Everything is made up of smaller pieces while also being a part of something greater than itself. Think atoms, molecules, elements, chemicals etc. in greater amounts until you reach the entire Universe - then apply that to anything you can imagine. These structures are called holons.

Everything changes in a similar pattern like ripples in a pond. This applies particularly to the evolution of morality as described by Clare Graves and further examined by Don Beck. To get this imagine the evolution of a caveman to Gandhi and for bonus points find yourself somewhere on that line.

Everything absolutely must change in order to thrive and survive. The development or evolution of things is mandatory and unavoidable. It's pretty much change or die.

In practical application, this concept can helps explain why some cultures have a belief system based on magic and superstition, while others have more legalistic culture and others embrace a more universal worldview.
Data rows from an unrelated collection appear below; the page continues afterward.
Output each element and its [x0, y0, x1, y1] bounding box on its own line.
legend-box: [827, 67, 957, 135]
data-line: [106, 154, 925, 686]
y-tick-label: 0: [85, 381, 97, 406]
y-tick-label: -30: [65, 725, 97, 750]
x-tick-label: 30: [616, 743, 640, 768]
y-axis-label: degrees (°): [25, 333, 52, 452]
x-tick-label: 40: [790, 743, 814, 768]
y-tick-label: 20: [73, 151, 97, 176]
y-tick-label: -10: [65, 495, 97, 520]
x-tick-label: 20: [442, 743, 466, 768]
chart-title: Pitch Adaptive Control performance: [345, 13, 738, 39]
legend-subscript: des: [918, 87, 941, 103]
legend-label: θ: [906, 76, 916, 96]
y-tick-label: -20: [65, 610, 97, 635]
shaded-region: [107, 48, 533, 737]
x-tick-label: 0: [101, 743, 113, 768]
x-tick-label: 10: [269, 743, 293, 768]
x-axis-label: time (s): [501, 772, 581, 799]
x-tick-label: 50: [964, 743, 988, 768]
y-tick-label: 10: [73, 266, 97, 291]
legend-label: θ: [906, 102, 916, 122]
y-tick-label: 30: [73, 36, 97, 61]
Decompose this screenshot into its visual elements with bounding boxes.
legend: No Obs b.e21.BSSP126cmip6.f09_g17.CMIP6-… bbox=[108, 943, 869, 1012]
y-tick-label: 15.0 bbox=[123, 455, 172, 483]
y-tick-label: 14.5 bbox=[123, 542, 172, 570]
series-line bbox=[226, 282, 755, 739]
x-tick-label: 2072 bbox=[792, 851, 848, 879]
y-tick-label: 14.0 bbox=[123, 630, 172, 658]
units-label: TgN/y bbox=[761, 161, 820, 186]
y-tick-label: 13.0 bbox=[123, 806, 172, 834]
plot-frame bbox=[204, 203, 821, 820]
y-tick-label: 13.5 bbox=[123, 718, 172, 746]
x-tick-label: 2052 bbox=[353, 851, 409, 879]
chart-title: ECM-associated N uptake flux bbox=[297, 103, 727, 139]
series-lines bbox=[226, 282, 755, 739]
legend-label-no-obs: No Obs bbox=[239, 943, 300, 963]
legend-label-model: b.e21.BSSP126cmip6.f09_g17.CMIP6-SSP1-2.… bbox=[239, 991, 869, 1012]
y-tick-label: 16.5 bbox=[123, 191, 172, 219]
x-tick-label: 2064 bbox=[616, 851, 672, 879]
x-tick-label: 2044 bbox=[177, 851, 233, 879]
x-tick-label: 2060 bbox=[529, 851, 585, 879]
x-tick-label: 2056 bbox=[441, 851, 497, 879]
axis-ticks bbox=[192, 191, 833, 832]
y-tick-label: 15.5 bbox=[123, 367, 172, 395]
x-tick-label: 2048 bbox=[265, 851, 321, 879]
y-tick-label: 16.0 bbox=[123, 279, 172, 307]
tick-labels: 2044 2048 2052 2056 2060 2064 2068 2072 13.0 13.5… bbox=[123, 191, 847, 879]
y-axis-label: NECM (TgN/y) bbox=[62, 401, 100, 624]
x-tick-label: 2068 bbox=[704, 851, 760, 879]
It also explains why children believe in fairy tales, teens are obsessed with their identity, and seniors do so much volunteer work. Their worldview expands as they grow older, and new understanding leads to newer understanding. It's only natural, and accepting this can lead to a better life.

So my current perspective includes what I wrote in my book, but the words seem so naive as I read them now. I am tempted to write another book to clarify, but I probably won't. It can serve as a historical marker for me and perhaps be a guide for others as they follow the path I have already tread.